What I want now is to put in a 3rd data frames the values of each element of the first df that exceed the threshold values contained in the second df.
Be aware that there are 2 different threshold values (for each element) in df2 and df2 has some element not matched in df1 (for example Cr).
I've tried to write a for loop but I was able to do that just for 1 element at a time:
for (i in df2$As) {
print(length(which(df1$As > i)))
}
I've also tried to use nested for loops but without success..
I'm pretty sure this does not look good, but I think it works. I added some extra lines to match only the elements found in both data frames, which in this case is only 1. It might ned some changes for your full data:
df1.2 <- rbind(df1, df1) #Duplicate the df1 to compare to each threshold value
df1.2 <- df1.2[order(df1.2$sample),] #Order by sample again
cols2 <- na.omit(match(colnames(df1), colnames(df2)))[[1]] #Get the columns of df2 which are in df1
cols1 <- na.omit(match(colnames(df2), colnames(df1)))[[1]] #Get the columns of df1 which are in df2
df2.2 <- df2[rep(1:2, nrow(df1)),cols2] #Replicates df2 the number of times to allow matching the thresholds to each sample, once for each threshold
exceeds <- df1.2[,cols1]>df2.2 #Make the comparions and return a boolean
sum(exceeds) #You will need colSums() for more than one column
With your sample data it's also not clear from the answer which elements ir refers to, but this shouldn't happen if more than one element matches and your result is a matrix.
Maybe there's a more elegant way without replicating the dataframes and having to worry about number of element matches.
df3=data.frame(Pollutant="Z",LCB=0,LCL=0,stringsAsFactors=FALSE)

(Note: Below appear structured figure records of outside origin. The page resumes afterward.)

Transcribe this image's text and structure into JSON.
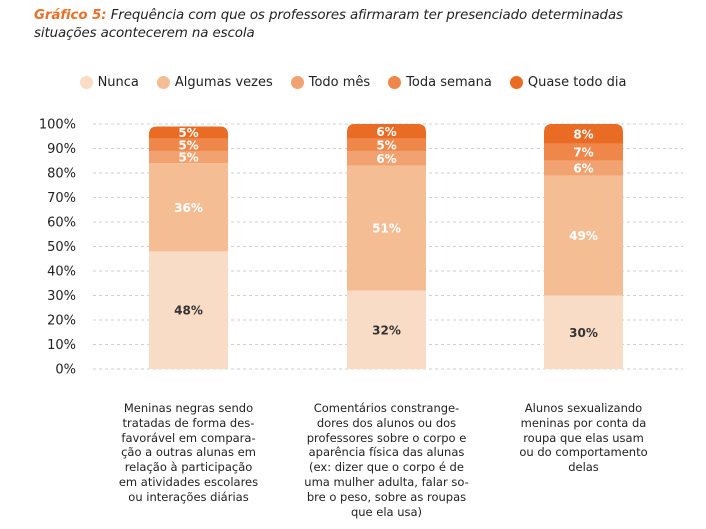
{
  "title": {
    "lead": "Gráfico 5:",
    "text": " Frequência com que os professores afirmaram ter presenciado determinadas situações acontecerem na escola"
  },
  "colors": {
    "accent": "#e8702a",
    "Nunca": "#f8dcc5",
    "Algumas vezes": "#f5bd94",
    "Todo mês": "#f2a271",
    "Toda semana": "#ee8749",
    "Quase todo dia": "#e96b24"
  },
  "chart_data": {
    "type": "bar",
    "stacked": true,
    "title": "Frequência com que os professores afirmaram ter presenciado determinadas situações acontecerem na escola",
    "xlabel": "",
    "ylabel": "",
    "ylim": [
      0,
      100
    ],
    "yticks": [
      "0%",
      "10%",
      "20%",
      "30%",
      "40%",
      "50%",
      "60%",
      "70%",
      "80%",
      "90%",
      "100%"
    ],
    "grid": true,
    "legend_position": "top",
    "categories": [
      "Meninas negras sendo tratadas de forma des-favorável em compara-ção a outras alunas em relação à participação em atividades escolares ou interações diárias",
      "Comentários constrange-dores dos alunos ou dos professores sobre o corpo e aparência física das alunas (ex: dizer que o corpo é de uma mulher adulta, falar so-bre o peso, sobre as roupas que ela usa)",
      "Alunos sexualizando meninas por conta da roupa que elas usam ou do comportamento delas"
    ],
    "category_lines": [
      [
        "Meninas negras sendo",
        "tratadas de forma des-",
        "favorável em compara-",
        "ção a outras alunas em",
        "relação à participação",
        "em atividades escolares",
        "ou interações diárias"
      ],
      [
        "Comentários constrange-",
        "dores dos alunos ou dos",
        "professores sobre o corpo e",
        "aparência física das alunas",
        "(ex: dizer que o corpo é de",
        "uma mulher adulta, falar so-",
        "bre o peso, sobre as roupas",
        "que ela usa)"
      ],
      [
        "Alunos sexualizando",
        "meninas por conta da",
        "roupa que elas usam",
        "ou do comportamento",
        "delas"
      ]
    ],
    "series": [
      {
        "name": "Nunca",
        "values": [
          48,
          32,
          30
        ],
        "labels": [
          "48%",
          "32%",
          "30%"
        ]
      },
      {
        "name": "Algumas vezes",
        "values": [
          36,
          51,
          49
        ],
        "labels": [
          "36%",
          "51%",
          "49%"
        ]
      },
      {
        "name": "Todo mês",
        "values": [
          5,
          6,
          6
        ],
        "labels": [
          "5%",
          "6%",
          "6%"
        ]
      },
      {
        "name": "Toda semana",
        "values": [
          5,
          5,
          7
        ],
        "labels": [
          "5%",
          "5%",
          "7%"
        ]
      },
      {
        "name": "Quase todo dia",
        "values": [
          5,
          6,
          8
        ],
        "labels": [
          "5%",
          "6%",
          "8%"
        ]
      }
    ]
  }
}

for (p in names(df1)[-1]) {
if(p %in% names(df2)[1:(length(df2)-1)]) {
df3 = rbind(df3,c(p,sum(df1[p]>df2[[p]][1]),sum(df1[p]>df2[[p]][2])))
}
}
df3=df3[-1,]
df3
Update:
Ah, each new row is rbound as a character vector. To finish up:
str(df3)
df3$LCB=as.numeric(df3$LCB)
df3$LCL=as.numeric(df3$LCL)
str(df3)
How about this?
foo <- function(x, y) {
sapply(x, function(i) sum(y>i))
}
cols = c("As", "Hg")
mapply(foo, df2[cols], df1[cols])
# As Hg
# [1,] 0 10
# [2,] 0 6
Convert this to a data.frame if necessary.